Wednesday, November 5, 2008

faux grain

Faux grain and egg dish, 2006
oil paint on board, 14 x 14 inches

No spray gun used here, I was back to stenciling with a soft bristle brush - over contrasting colors of oil paint squeegeed into wood grain patterns by that clever little tool from Home Depot.

Emulating the appearance of another (usually more expensive) material is a "traditional" decorative technique used on furniture and interiors. Interestingly during the 20th Century this practice has also been used to distress paint and surfaces, furniture, carpets, etc to look older and more traditional than they are - as older has been associated with craftsmanship and rarity in the age of industrial production. The idea of falseness or pretense, and trompe l'oeil also ties into the fine arts with the surrealist movement. The difference is that decorative faux finish is (kinda) meant to pass as real, whereas surreal faux is meant to surprise by obviously being unreal.
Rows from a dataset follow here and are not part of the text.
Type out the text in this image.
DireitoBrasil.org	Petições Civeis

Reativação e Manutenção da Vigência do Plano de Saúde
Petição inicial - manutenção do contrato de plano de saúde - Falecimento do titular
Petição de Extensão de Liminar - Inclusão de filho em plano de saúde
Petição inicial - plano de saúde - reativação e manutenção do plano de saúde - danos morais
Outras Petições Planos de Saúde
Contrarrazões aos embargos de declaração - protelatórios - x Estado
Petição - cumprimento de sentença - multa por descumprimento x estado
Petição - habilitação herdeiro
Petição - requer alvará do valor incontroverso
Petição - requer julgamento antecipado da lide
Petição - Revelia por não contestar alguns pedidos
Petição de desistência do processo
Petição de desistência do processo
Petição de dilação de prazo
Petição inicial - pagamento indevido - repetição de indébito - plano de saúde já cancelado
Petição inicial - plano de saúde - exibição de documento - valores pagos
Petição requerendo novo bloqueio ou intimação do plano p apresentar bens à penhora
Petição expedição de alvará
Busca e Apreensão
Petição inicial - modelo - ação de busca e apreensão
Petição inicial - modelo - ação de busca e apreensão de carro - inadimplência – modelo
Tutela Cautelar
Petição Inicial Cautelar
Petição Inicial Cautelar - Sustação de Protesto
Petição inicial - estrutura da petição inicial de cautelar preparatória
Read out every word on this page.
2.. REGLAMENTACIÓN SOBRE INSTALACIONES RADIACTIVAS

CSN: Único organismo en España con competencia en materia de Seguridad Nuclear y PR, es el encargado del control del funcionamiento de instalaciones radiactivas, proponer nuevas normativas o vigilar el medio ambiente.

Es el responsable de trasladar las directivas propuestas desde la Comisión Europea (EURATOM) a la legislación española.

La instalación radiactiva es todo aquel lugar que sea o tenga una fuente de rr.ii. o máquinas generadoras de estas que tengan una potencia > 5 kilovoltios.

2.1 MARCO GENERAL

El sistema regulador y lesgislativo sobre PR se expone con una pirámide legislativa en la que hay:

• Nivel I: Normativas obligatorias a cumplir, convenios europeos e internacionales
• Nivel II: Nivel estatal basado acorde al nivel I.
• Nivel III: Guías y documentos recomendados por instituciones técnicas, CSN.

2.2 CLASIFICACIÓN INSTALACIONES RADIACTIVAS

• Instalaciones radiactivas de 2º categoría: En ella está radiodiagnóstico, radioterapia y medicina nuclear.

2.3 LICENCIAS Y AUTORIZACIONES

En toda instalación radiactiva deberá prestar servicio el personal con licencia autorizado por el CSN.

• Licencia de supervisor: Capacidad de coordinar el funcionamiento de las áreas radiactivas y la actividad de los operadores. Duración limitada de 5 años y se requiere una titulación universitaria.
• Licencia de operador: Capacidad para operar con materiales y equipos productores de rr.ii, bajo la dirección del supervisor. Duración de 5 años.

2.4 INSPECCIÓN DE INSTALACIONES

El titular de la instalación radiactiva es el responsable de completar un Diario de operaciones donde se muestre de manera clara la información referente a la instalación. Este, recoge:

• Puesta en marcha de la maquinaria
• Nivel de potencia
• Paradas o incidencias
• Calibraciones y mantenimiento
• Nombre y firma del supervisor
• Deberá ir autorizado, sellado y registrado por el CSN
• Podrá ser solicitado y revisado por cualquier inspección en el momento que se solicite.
The use of replicated imagery also links to Picasso's first deliberate collage using printed chair-caning pattern, using industrially produced imagery to play with the notion of real and unreal...of both the pattern and whether a collage, especially using such a lowly material can claim status as art.

It is fascinating to experiment in this area, with so many ideas to play with and new ways of combining and expressing them. All because pigment has been concentrated in particular layouts!

Like my other work, Faux grain and egg dish is unmistakeably created using deskilled techniques - the graining tool and stenciling round a plastic dish - but more so than my other work this one creates a (semi) realistic illusion. There's a luscious gravity to this, and yet a childish delight in the wooden shapes that seem to be lifting off. Flowers, even, where no flowers would be. To be real, as the illusion suggests, the wood and the shapes lifting off from it would have to be crafted by a skilled artisan...or a factory router...referring back to different methods of production.